Temple’s new prayer book reflects ‘tradition, innovation and inclusivity’

Temple B’nai Chaim presented its new High Holy Days prayer book, Mishkan HaNefesh — which means Sanctuary of the Soul — on Wednesday, July 29.
“This year, we introduce Mishkan HaNefesh to our High Holy Day — Rosh Hashanah and Yom Kippur — services,” Rabbi Rachel Bearman, who recently completed her first year as the Temple B’nai Chaim’s spiritual leader, told The Bulletin.
Bearman said the new prayer book will replace Mahzor Hadash: The New Mahzor, which the temple has used for many years.

Mishkan HaNefesh includes updated translations, thoughtful essays, rich commentary and a selection of poetry by authors like Pablo Neruda, Langston Hughes and Henry David Thoreau integrated with traditional prayers.
The prayer book also includes gender-neutral blessings and acknowledges same-sex marriages by replacing the traditional “bride and groom” with the word “couples.”
While Mishkan HaNefesh differs from Mahzor Hadash in many stylistic ways, said Bearman, “the most critical difference” is that it was created by the Central Conference of American Rabbis and reflects “the Union For Reform Judaism’s commitment to tradition, innovation and inclusivity.”

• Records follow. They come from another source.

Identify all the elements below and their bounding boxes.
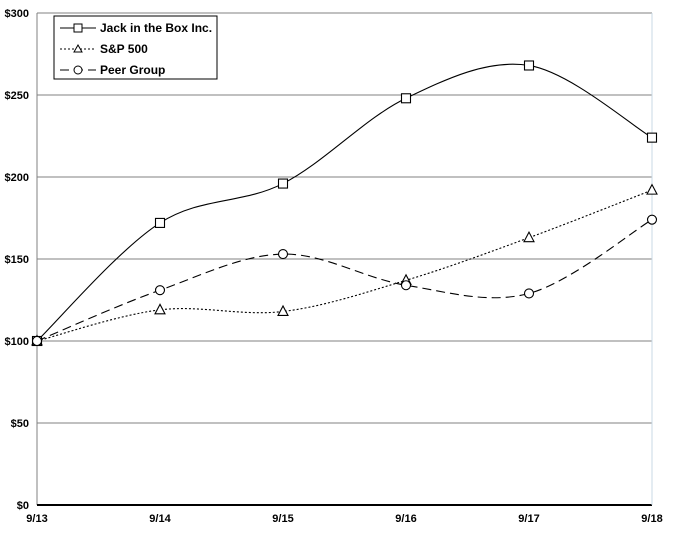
square-marker (646, 132, 658, 143)
triangle-marker-icon (73, 43, 83, 53)
y-tick-label: $300 (5, 8, 29, 20)
x-tick-label: 9/18 (641, 513, 662, 525)
square-marker (277, 178, 289, 189)
circle-marker (523, 288, 535, 299)
circle-marker (400, 280, 412, 291)
circle-marker-icon (73, 65, 83, 75)
legend-item: Peer Group (60, 63, 165, 77)
triangle-marker (523, 230, 535, 243)
triangle-marker (154, 303, 166, 315)
x-axis-ticks: 9/13 9/14 9/15 9/16 9/17 9/18 (26, 513, 662, 525)
y-tick-label: $250 (5, 90, 29, 102)
series-circle (31, 214, 658, 347)
circle-marker (31, 335, 43, 347)
x-tick-label: 9/15 (272, 513, 293, 525)
square-marker (523, 60, 535, 71)
square-marker-icon (73, 23, 83, 33)
series-lines (31, 60, 658, 347)
legend-label: S&P 500 (100, 42, 148, 56)
x-tick-label: 9/13 (26, 513, 47, 525)
y-axis-ticks: $0 $50 $100 $150 $200 $250 $300 (5, 8, 29, 512)
series-triangle (31, 183, 658, 346)
legend-label: Peer Group (100, 63, 165, 77)
x-tick-label: 9/16 (395, 513, 416, 525)
y-tick-label: $200 (5, 172, 29, 184)
x-tick-label: 9/17 (518, 513, 539, 525)
legend-item: S&P 500 (60, 42, 148, 56)
square-marker (400, 93, 412, 104)
series-line (36, 63, 653, 342)
legend: Jack in the Box Inc. S&P 500 Peer Group (53, 15, 218, 80)
legend-item: Jack in the Box Inc. (60, 21, 212, 35)
y-tick-label: $0 (17, 500, 29, 512)
y-tick-label: $100 (5, 336, 29, 348)
circle-marker (154, 285, 166, 296)
series-line (36, 189, 653, 342)
y-tick-label: $150 (5, 254, 29, 266)
x-tick-label: 9/14 (149, 513, 171, 525)
triangle-marker (277, 304, 289, 317)
gridlines (37, 12, 652, 424)
y-tick-label: $50 (11, 418, 29, 430)
circle-marker (646, 214, 658, 225)
legend-label: Jack in the Box Inc. (100, 21, 212, 35)
square-marker (154, 217, 166, 228)
triangle-marker (646, 183, 658, 195)
circle-marker (277, 249, 289, 260)
series-square (31, 60, 658, 347)
series-line (36, 219, 653, 342)
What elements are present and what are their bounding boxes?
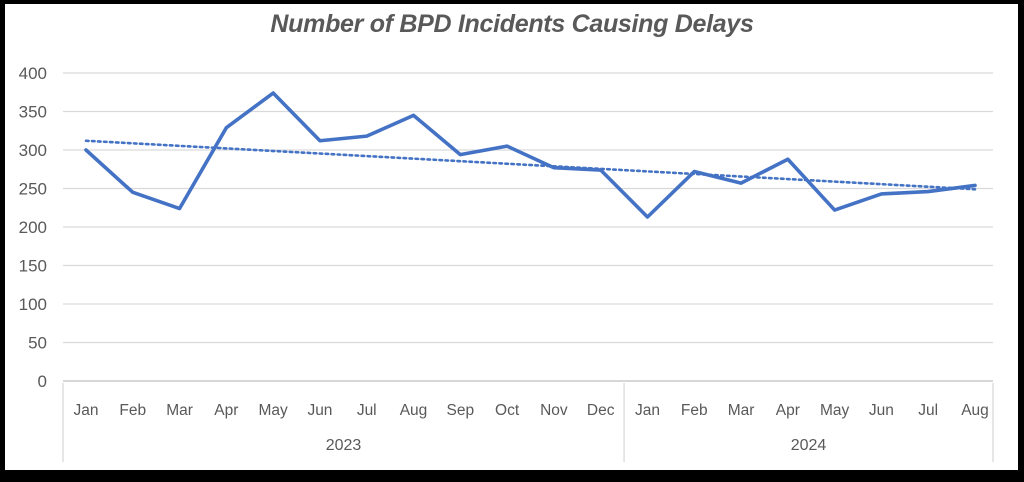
month-tick-label: Jun [307, 402, 332, 419]
year-label: 2023 [326, 437, 362, 454]
y-axis-tick-label: 50 [28, 334, 47, 353]
chart-title: Number of BPD Incidents Causing Delays [270, 10, 754, 38]
month-tick-label: Apr [214, 402, 238, 419]
y-axis-tick-label: 150 [19, 257, 47, 276]
data-series-line [84, 91, 977, 219]
y-axis-tick-label: 100 [19, 295, 47, 314]
month-tick-label: Mar [728, 402, 755, 419]
month-tick-label: Feb [119, 402, 146, 419]
month-tick-label: Nov [540, 402, 568, 419]
month-tick-label: Feb [681, 402, 708, 419]
trend-line [84, 139, 977, 191]
y-axis-tick-label: 400 [19, 64, 47, 83]
month-tick-label: Dec [587, 402, 615, 419]
year-label: 2024 [791, 437, 827, 454]
month-tick-label: Aug [961, 402, 989, 419]
month-tick-label: Jun [869, 402, 894, 419]
y-axis-tick-label: 0 [38, 372, 47, 391]
month-tick-label: Jan [74, 402, 99, 419]
month-tick-label: Oct [495, 402, 520, 419]
month-tick-label: Jul [357, 402, 377, 419]
month-tick-label: Sep [447, 402, 475, 419]
month-tick-label: Aug [400, 402, 428, 419]
month-tick-label: May [259, 402, 289, 419]
month-tick-label: Jul [918, 402, 938, 419]
month-tick-label: Apr [776, 402, 800, 419]
month-tick-label: Mar [166, 402, 193, 419]
y-axis-tick-label: 300 [19, 141, 47, 160]
y-axis-tick-label: 350 [19, 103, 47, 122]
month-tick-label: May [820, 402, 850, 419]
y-axis-tick-label: 200 [19, 218, 47, 237]
y-axis-tick-label: 250 [19, 180, 47, 199]
month-tick-label: Jan [635, 402, 660, 419]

The general community was invited to the temple’s Mishkan HaNefesh presentation on Wednesday, which was led by Rabbi Hara Person, senior editor of the Reform Movement’s new prayer book and publisher and director of the Central Conference of American Rabbis Press.

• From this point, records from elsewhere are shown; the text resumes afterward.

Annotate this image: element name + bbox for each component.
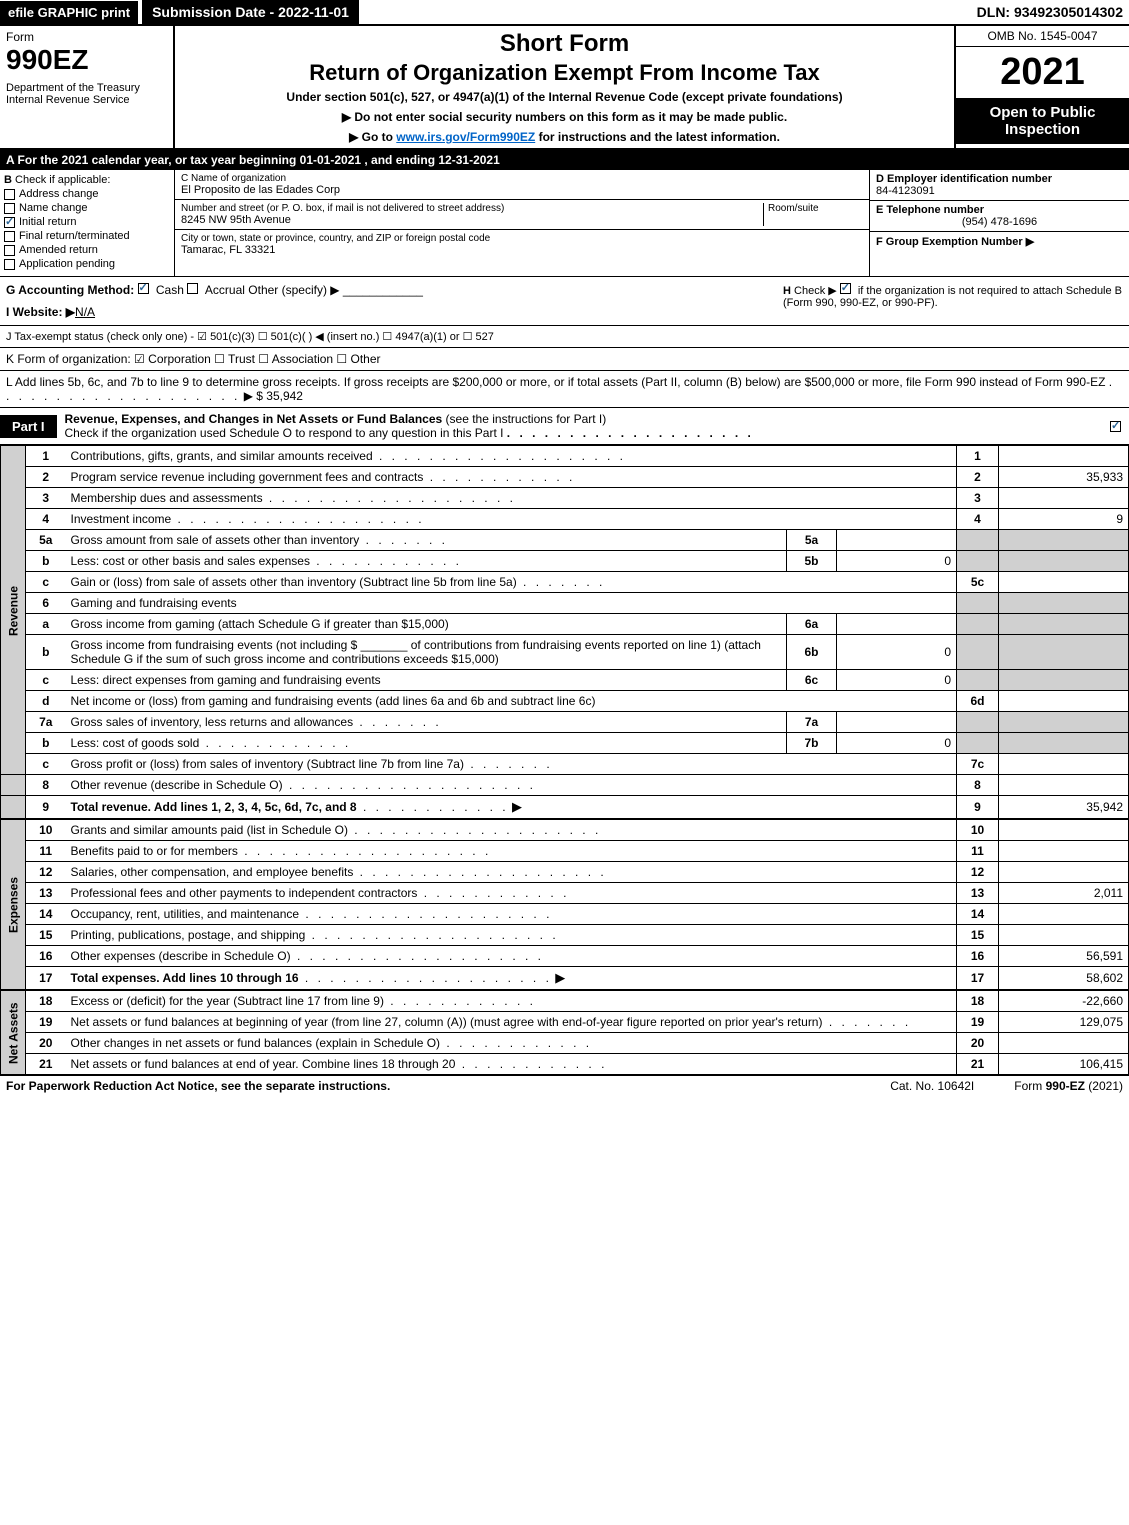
submission-date-button[interactable]: Submission Date - 2022-11-01	[142, 0, 359, 24]
address: 8245 NW 95th Avenue	[181, 214, 763, 226]
city-label: City or town, state or province, country…	[181, 233, 863, 244]
row-gh: G Accounting Method: Cash Accrual Other …	[0, 277, 1129, 326]
part-1-title: Revenue, Expenses, and Changes in Net As…	[65, 412, 443, 426]
website-row: I Website: ▶N/A	[6, 305, 783, 319]
open-to-public: Open to Public Inspection	[956, 98, 1129, 144]
footer-form-name: Form 990-EZ (2021)	[1014, 1079, 1123, 1093]
instruction-2: ▶ Go to www.irs.gov/Form990EZ for instru…	[185, 130, 944, 144]
dln-label: DLN: 93492305014302	[977, 4, 1129, 20]
expenses-table: Expenses 10 Grants and similar amounts p…	[0, 819, 1129, 990]
short-form-title: Short Form	[185, 30, 944, 58]
revenue-side-label: Revenue	[1, 446, 26, 775]
checkbox-cash[interactable]	[138, 283, 149, 294]
part-1-check-line: Check if the organization used Schedule …	[65, 426, 504, 440]
expenses-side-label: Expenses	[1, 820, 26, 990]
accounting-method: G Accounting Method: Cash Accrual Other …	[6, 283, 783, 297]
footer-notice: For Paperwork Reduction Act Notice, see …	[6, 1079, 850, 1093]
room-label: Room/suite	[768, 203, 863, 214]
row-l-gross-receipts: L Add lines 5b, 6c, and 7b to line 9 to …	[0, 371, 1129, 408]
info-section: B Check if applicable: Address change Na…	[0, 170, 1129, 277]
revenue-table: Revenue 1 Contributions, gifts, grants, …	[0, 445, 1129, 819]
omb-number: OMB No. 1545-0047	[956, 26, 1129, 47]
checkbox-final-return[interactable]: Final return/terminated	[4, 230, 170, 242]
subtitle: Under section 501(c), 527, or 4947(a)(1)…	[185, 90, 944, 104]
section-b: B Check if applicable: Address change Na…	[0, 170, 175, 276]
section-c: C Name of organization El Proposito de l…	[175, 170, 869, 276]
net-assets-side-label: Net Assets	[1, 991, 26, 1075]
section-d: D Employer identification number 84-4123…	[869, 170, 1129, 276]
footer: For Paperwork Reduction Act Notice, see …	[0, 1075, 1129, 1096]
phone: (954) 478-1696	[876, 216, 1123, 228]
checkbox-amended-return[interactable]: Amended return	[4, 244, 170, 256]
checkbox-accrual[interactable]	[187, 283, 198, 294]
part-1-header: Part I Revenue, Expenses, and Changes in…	[0, 408, 1129, 445]
instruction-1: ▶ Do not enter social security numbers o…	[185, 110, 944, 124]
checkbox-initial-return[interactable]: Initial return	[4, 216, 170, 228]
form-header: Form 990EZ Department of the Treasury In…	[0, 26, 1129, 150]
main-title: Return of Organization Exempt From Incom…	[185, 60, 944, 86]
ein: 84-4123091	[876, 185, 1123, 197]
group-exemption-label: F Group Exemption Number ▶	[876, 235, 1123, 248]
top-bar: efile GRAPHIC print Submission Date - 20…	[0, 0, 1129, 26]
org-name-label: C Name of organization	[181, 173, 863, 184]
row-j-tax-exempt: J Tax-exempt status (check only one) - ☑…	[0, 326, 1129, 348]
checkbox-schedule-o[interactable]	[1110, 421, 1121, 432]
irs-link[interactable]: www.irs.gov/Form990EZ	[396, 130, 535, 144]
footer-cat-no: Cat. No. 10642I	[850, 1079, 1014, 1093]
part-1-label: Part I	[0, 415, 57, 438]
city: Tamarac, FL 33321	[181, 244, 863, 256]
checkbox-address-change[interactable]: Address change	[4, 188, 170, 200]
checkbox-application-pending[interactable]: Application pending	[4, 258, 170, 270]
checkbox-name-change[interactable]: Name change	[4, 202, 170, 214]
tax-year: 2021	[956, 47, 1129, 98]
phone-label: E Telephone number	[876, 204, 1123, 216]
net-assets-table: Net Assets 18 Excess or (deficit) for th…	[0, 990, 1129, 1075]
efile-button[interactable]: efile GRAPHIC print	[0, 1, 138, 24]
row-a-calendar: A For the 2021 calendar year, or tax yea…	[0, 150, 1129, 170]
form-number: 990EZ	[6, 44, 167, 76]
department-label: Department of the Treasury Internal Reve…	[6, 82, 167, 106]
part-1-subtitle: (see the instructions for Part I)	[446, 412, 607, 426]
ein-label: D Employer identification number	[876, 173, 1123, 185]
address-label: Number and street (or P. O. box, if mail…	[181, 203, 763, 214]
form-label: Form	[6, 30, 167, 44]
org-name: El Proposito de las Edades Corp	[181, 184, 863, 196]
section-h: H Check ▶ if the organization is not req…	[783, 283, 1123, 319]
checkbox-schedule-b[interactable]	[840, 283, 851, 294]
row-k-form-org: K Form of organization: ☑ Corporation ☐ …	[0, 348, 1129, 371]
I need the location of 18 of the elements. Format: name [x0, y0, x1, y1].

“We could not have asked for a more knowledgeable person to introduce our congregation to Mishkan HaNefesh,” said Bearman.
Prior to Wednesday’s presentation, Bearman said, most Temple B’nai Chaim members had not seen the temple’s new copies of Mishkan HaNefesh.
“Wednesday’s presentation [was] an opportunity for them and for all our guests to see the books for the first time, and to hear directly from Rabbi Person why prayers, readings and songs have or have not been included,” said Bearman.
“It [provided] everyone with their first glimpse into the beautiful new experiences that Mishkan HaNefesh will bring to our upcoming holiday celebrations.”

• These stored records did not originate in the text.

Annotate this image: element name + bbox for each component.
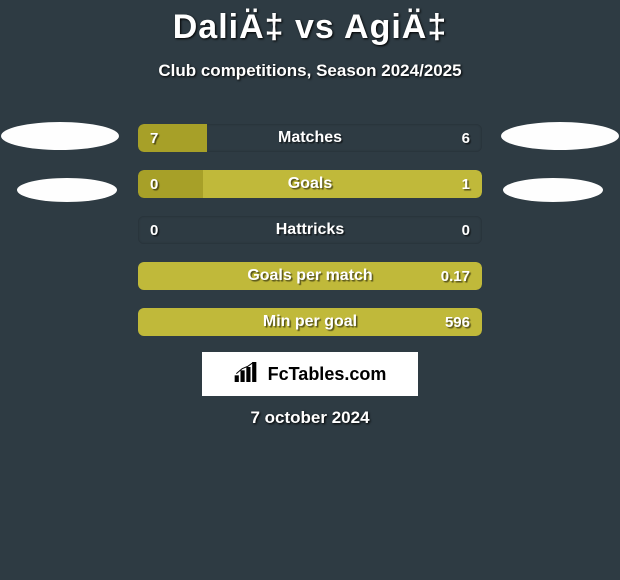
- stat-row: 0Hattricks0: [138, 216, 482, 244]
- stat-rows: 7Matches60Goals10Hattricks0Goals per mat…: [138, 124, 482, 354]
- stat-row: 7Matches6: [138, 124, 482, 152]
- stat-label: Goals per match: [138, 262, 482, 290]
- watermark: FcTables.com: [202, 352, 418, 396]
- stat-row: Min per goal596: [138, 308, 482, 336]
- player-club-ellipse: [17, 178, 117, 202]
- comparison-card: DaliÄ‡ vs AgiÄ‡ Club competitions, Seaso…: [0, 0, 620, 580]
- player-flag-ellipse: [1, 122, 119, 150]
- stat-label: Goals: [138, 170, 482, 198]
- left-player-badges: [0, 122, 125, 230]
- page-title: DaliÄ‡ vs AgiÄ‡: [0, 0, 620, 47]
- stat-label: Matches: [138, 124, 482, 152]
- watermark-text: FcTables.com: [268, 364, 387, 385]
- player-flag-ellipse: [501, 122, 619, 150]
- stat-right-value: 6: [462, 124, 470, 152]
- player-club-ellipse: [503, 178, 603, 202]
- stat-right-value: 0.17: [441, 262, 470, 290]
- stat-label: Hattricks: [138, 216, 482, 244]
- stat-right-value: 1: [462, 170, 470, 198]
- footer-date: 7 october 2024: [0, 408, 620, 428]
- stat-right-value: 596: [445, 308, 470, 336]
- bar-chart-icon: [234, 362, 262, 387]
- stat-label: Min per goal: [138, 308, 482, 336]
- page-subtitle: Club competitions, Season 2024/2025: [0, 61, 620, 81]
- right-player-badges: [495, 122, 620, 230]
- stat-row: Goals per match0.17: [138, 262, 482, 290]
- stat-row: 0Goals1: [138, 170, 482, 198]
- stat-right-value: 0: [462, 216, 470, 244]
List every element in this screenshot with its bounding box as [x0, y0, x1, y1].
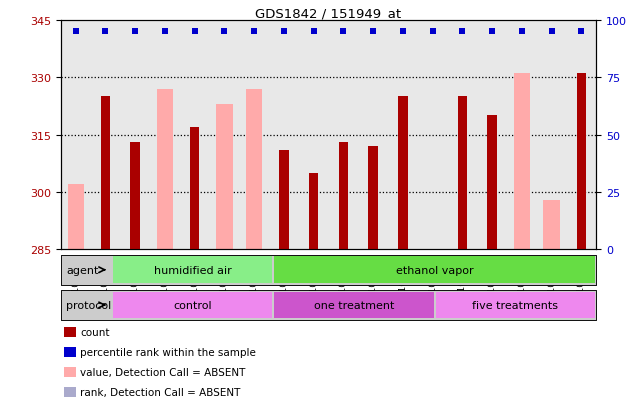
Text: control: control [173, 300, 212, 310]
Title: GDS1842 / 151949_at: GDS1842 / 151949_at [256, 7, 401, 19]
Bar [369, 147, 378, 250]
Text: agent: agent [66, 265, 99, 275]
Bar [67, 185, 84, 250]
Bar [513, 74, 530, 250]
Text: humidified air: humidified air [154, 265, 231, 275]
Bar [131, 143, 140, 250]
Bar [309, 173, 319, 250]
Text: one treatment: one treatment [313, 300, 394, 310]
Bar [436, 292, 595, 318]
Bar [279, 150, 288, 250]
Bar [101, 97, 110, 250]
Text: ethanol vapor: ethanol vapor [396, 265, 474, 275]
Text: rank, Detection Call = ABSENT: rank, Detection Call = ABSENT [80, 387, 240, 397]
Text: protocol: protocol [66, 300, 112, 310]
Bar [576, 74, 586, 250]
Bar [338, 143, 348, 250]
Bar [157, 90, 173, 250]
Text: five treatments: five treatments [472, 300, 558, 310]
Bar [113, 257, 272, 283]
Bar [487, 116, 497, 250]
Text: count: count [80, 328, 110, 337]
Bar [458, 97, 467, 250]
Bar [216, 105, 233, 250]
Bar [274, 292, 433, 318]
Text: percentile rank within the sample: percentile rank within the sample [80, 347, 256, 357]
Bar [190, 128, 199, 250]
Bar [113, 292, 272, 318]
Bar [274, 257, 595, 283]
Text: value, Detection Call = ABSENT: value, Detection Call = ABSENT [80, 367, 246, 377]
Bar [246, 90, 262, 250]
Bar [398, 97, 408, 250]
Bar [544, 200, 560, 250]
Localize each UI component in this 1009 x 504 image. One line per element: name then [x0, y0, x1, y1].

Temple B’nai Chaim was one of 300 congregations nationwide that piloted Mishkan HaNefesh.
“A few years ago, the Union For Reform Judaism — to which Temple B’nai Chaim belongs — announced that it would be publishing Mishkan HaNefesh,” said Bearman.
“Excited by the new opportunity, we chose to pilot several of the new Yom Kippur services last year.”
After that, she said, Temple B’nai Chaim decided to use the book for all its High Holy Day services.
“The decision to change our High Holy Days prayer book was made by a partnership of both clergy and lay leadership,” said Bearman.
“Our Ritual Committee has been, and continues to be, a key source of feedback and support as Canto Sobel and I craft our congregation’s services for the upcoming holidays.”
Changing to a new prayer book — “even one that you are greatly anticipating” — is never easy, said Bearman.
“I expect many Temple B’nai Chaim members — including myself — will be surprised by some aspects of this year’s Rosh Hashanah and Yom Kippur services and will miss certain parts of our old prayer book,” she said.
“As someone who has prayed and led from many High Holy Day prayer books, I know that these reactions are inevitable in this kind of transition.”
However, Bearman said, she feels confident that temple members will “fall in love with the beautiful language, meaningful texts and inclusive spirit” found in Mishkan HaNefesh.
“It is a prayer book that addresses and supports our community’s values and beliefs, and I know that our congregation will embrace it,” she said.
Bearman said one of her favorite aspects of Mishkan HaNefesh is the many options that it provides her and Cantor Sobel as service leaders.
“Because Mishkan HaNefesh includes both traditional Hebrew, English translations and creative, thematically related texts, we have the ability to intentionally choose which path to take through each individual service,” she said.
“We can create the opportunity for our members to encounter God, prayer and one another in new and meaningful ways. The fact that Mishkan HaNefesh gives us that flexibility while also remaining rooted in authentic Jewish tradition is remarkable and thrilling.”